Вскоре все втроем они вошли в зал заседаний. Сегодня народу было меньше, чем вчера. И Евгений даже порадовался этому. Не будут его рассматривать любопытные старухи. Никто не помешает ходу процесса. А он шел по всем правилам.
— Я, конечно, сожалею о случившемся. Но хочу уточнить — убивал Русалку не из выгоды, не за деньги. И даже не по слову крутых. Меня никто не мог заставить! — ухмылялся Мишка, оглядев растерявшегося адвоката, построившего всю свою защиту на том, что Мишка убил Лельку под угрозой крутых. — Никто мне не грозил! Я убил ее сам! Очистил город от махровой проститутки, которая, имея мужика и сына, бегала трахаться к крутым! Сама! За деньги и выгоду! Скажите, кто она после всего?

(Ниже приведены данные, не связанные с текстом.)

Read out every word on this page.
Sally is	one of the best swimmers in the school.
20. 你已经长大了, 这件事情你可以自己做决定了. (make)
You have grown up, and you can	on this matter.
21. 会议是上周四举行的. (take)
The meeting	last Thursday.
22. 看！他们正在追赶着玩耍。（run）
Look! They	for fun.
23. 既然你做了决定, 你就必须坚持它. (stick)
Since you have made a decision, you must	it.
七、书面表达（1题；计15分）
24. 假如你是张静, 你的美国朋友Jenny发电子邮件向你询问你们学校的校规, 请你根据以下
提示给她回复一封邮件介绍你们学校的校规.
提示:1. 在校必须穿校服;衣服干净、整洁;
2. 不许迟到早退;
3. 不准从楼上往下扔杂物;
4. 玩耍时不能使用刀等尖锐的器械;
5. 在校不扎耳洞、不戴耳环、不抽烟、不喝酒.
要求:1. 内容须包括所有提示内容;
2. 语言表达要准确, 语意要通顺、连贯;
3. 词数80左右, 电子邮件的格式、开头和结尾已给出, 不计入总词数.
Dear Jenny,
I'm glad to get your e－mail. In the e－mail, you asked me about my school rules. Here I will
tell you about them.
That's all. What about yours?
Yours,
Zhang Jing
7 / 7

Эта дешевка была звездой притона и путалась со всеми мужиками, от подростков до стариков. Я больше чем уверен, что пивбар был слабой ширмой, за которой она вместе со своей соседкой, тоже путанкой притона, занимались распутством и развратом! Горожане, наоборот, должны благодарить меня, что я очистил город от грязи. Я не считаю себя виновным и требую освободить меня. Других мотивов не было. И, честно говоря, не чувствую угрызений совести за случившееся…
Мишка победно оглядел притихший, изумленный зал. И вдруг эту тишину разорвал грохот выстрела. Игорь расстрелял Мишку почти в упор из именного пистолета, подаренного ему когда-то в Афгане…
Глаза Игоря потемнели, казалось, в них сверкали молнии. Он легко стряхнул с себя двух охранников, повисших на плечах. Глянул на бездыханного Волчка и, подойдя к судьям, сказал сквозь зубы:
— Козлов не судят! Их убивают! Я на войне не умел прощать! И свой приговор всегда исполнял сам! Чтоб не забыть, кто есть мужик, зачем мы на Земле. И главное, чтоб не разучились себя уважать!